Сонная девка отправлялась рыться по шкапам, и Афанасий Иванович съедал тарелочку; после чего он обыкновенно говорил:
– Теперь так как будто сделалось легче» (1, II, с. 23–24).
«Оба старичка, по старинному обычаю старосветских помещиков, очень любили покушать. Как только занималась заря (они всегда вставали рано) и как только двери заводили свой разноголосый концерт, они уже сидели за столиком и пили кофе…
После этого Афанасий Иванович возвращался в покои и говорил, приблизившись к Пульхерии Ивановне:
– А что, Пульхерия Ивановна, может быть, пора закусить чего-нибудь?
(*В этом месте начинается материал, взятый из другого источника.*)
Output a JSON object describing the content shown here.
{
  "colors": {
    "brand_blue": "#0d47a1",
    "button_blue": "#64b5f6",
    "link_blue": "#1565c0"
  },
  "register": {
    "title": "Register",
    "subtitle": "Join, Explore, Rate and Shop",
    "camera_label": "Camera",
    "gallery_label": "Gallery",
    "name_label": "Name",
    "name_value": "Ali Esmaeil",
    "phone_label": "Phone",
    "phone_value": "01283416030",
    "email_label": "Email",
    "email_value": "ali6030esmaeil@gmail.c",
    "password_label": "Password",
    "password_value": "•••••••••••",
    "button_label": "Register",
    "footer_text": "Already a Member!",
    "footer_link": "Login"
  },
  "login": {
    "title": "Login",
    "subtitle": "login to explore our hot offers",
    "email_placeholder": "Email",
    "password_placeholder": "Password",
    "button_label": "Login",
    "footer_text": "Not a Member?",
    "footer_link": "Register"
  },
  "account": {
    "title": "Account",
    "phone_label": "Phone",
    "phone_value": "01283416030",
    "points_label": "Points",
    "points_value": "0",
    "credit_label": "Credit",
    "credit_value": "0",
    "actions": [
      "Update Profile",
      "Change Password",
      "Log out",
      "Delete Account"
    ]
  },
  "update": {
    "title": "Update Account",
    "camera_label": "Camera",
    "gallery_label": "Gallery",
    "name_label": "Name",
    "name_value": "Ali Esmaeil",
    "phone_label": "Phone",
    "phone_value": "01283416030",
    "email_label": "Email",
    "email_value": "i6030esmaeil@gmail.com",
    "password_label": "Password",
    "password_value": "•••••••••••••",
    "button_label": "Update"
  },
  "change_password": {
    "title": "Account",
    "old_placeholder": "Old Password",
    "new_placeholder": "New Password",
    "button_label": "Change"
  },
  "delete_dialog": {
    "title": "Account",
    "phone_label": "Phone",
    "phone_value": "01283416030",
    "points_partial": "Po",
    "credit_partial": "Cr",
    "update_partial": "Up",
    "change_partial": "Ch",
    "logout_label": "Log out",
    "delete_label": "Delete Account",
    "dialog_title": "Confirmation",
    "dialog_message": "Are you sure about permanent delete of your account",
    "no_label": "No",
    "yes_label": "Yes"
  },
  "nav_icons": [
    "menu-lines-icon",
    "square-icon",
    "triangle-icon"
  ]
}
– Чего же бы теперь, Афанасий Иванович, закусить? разве коржиков с салом, или пирожков с маком, или, может быть, рыжиков соленых?
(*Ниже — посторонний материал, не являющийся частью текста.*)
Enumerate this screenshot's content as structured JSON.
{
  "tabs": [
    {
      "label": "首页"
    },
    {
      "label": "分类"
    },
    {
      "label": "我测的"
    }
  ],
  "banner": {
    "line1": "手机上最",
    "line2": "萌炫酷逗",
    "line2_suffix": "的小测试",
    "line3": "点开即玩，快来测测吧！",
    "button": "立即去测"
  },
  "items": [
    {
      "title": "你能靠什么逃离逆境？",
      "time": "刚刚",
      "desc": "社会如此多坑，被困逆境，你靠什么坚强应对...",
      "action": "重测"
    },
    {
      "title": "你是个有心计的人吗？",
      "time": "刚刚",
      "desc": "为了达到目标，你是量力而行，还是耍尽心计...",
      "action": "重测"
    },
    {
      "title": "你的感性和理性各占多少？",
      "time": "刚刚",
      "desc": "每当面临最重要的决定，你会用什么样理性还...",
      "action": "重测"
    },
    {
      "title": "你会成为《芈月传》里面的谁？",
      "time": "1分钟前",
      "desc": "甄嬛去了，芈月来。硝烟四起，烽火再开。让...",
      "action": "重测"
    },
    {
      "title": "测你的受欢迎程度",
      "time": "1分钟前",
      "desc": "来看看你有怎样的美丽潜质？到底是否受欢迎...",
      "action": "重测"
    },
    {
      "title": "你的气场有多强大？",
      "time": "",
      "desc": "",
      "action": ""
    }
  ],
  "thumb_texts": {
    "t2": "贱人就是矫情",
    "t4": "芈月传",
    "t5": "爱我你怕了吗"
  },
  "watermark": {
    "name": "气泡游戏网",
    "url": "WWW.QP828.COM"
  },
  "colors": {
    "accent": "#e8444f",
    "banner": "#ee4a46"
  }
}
– Пожалуй, хоть и рыжиков или пирожков, – отвечал Афанасий Иванович, и на столе вдруг являлась скатерть с пирожками и рыжиками.
За час до обеда Афанасий Иванович закушивал снова, выпивал старинную серебряную чарку водки, заедал грибками, разными сушеными рыбками и прочим. Обедать садились в двенадцать часов. Кроме блюд и соусников, на столе стояло множество горшочков с замазанными крышками, чтобы не могло выдохнуться какое-нибудь аппетитное изделие старинной вкусной кухни. За обедом обыкновенно шел разговор о предметах, самых близких к обеду» (1, II, с. 21).
«Немного погодя он посылал за Пульхерией Ивановной или сам отправлялся к ней и говорил:
– Чего бы такого поесть мне, Пульхерия Ивановна?
– Чего же бы такого? – говорила Пульхерия Ивановна, – разве я пойду скажу, чтобы вам принесли вареников с ягодами, которых приказала я нарочно для вас оставить?
– И то добре, – отвечал Афанасий Иванович.
– Или, может быть, вы съели бы киселику?
– И то хорошо, – отвечал Афанасий Иванович. После чего все это немедленно было приносимо и, как водится, съедаемо» (1, II, с. 22–23).
Еда становится в повести не только способом незаметного подчинения Афанасия Ивановича. С помощью еды «приманиваются» и удерживаются гости. Одна из скрытых причин их радушнейшего привечания, кормления, уговаривания заночевать опять-таки связана, по-видимому, с Афанасием Ивановичем. Смутно осознавая, что мужу может быть скучно за бесконечной едой и разговорами о соусах и масле в пригоревшую кашу, Пульхерия Ивановна с помощью гостей создает для супруга подобие развлечений. Ведь Афанасий Иванович, как отмечается в самом начале повести, по-детски любопытен и поэтому любит разговаривать с приезжающими к нему. «Он, напротив, расспрашивая вас, показывал большое любопытство и участие к обстоятельствам вашей собственной жизни, удачам и неудачам, которыми обыкновенно интересуются все добрые старики, хотя оно несколько похоже на любопытство ребенка, который в то время, когда говорит с вами, рассматривает печатку ваших часов. Тогда лицо его, можно сказать, дышало добротою» (1, II, с. 16).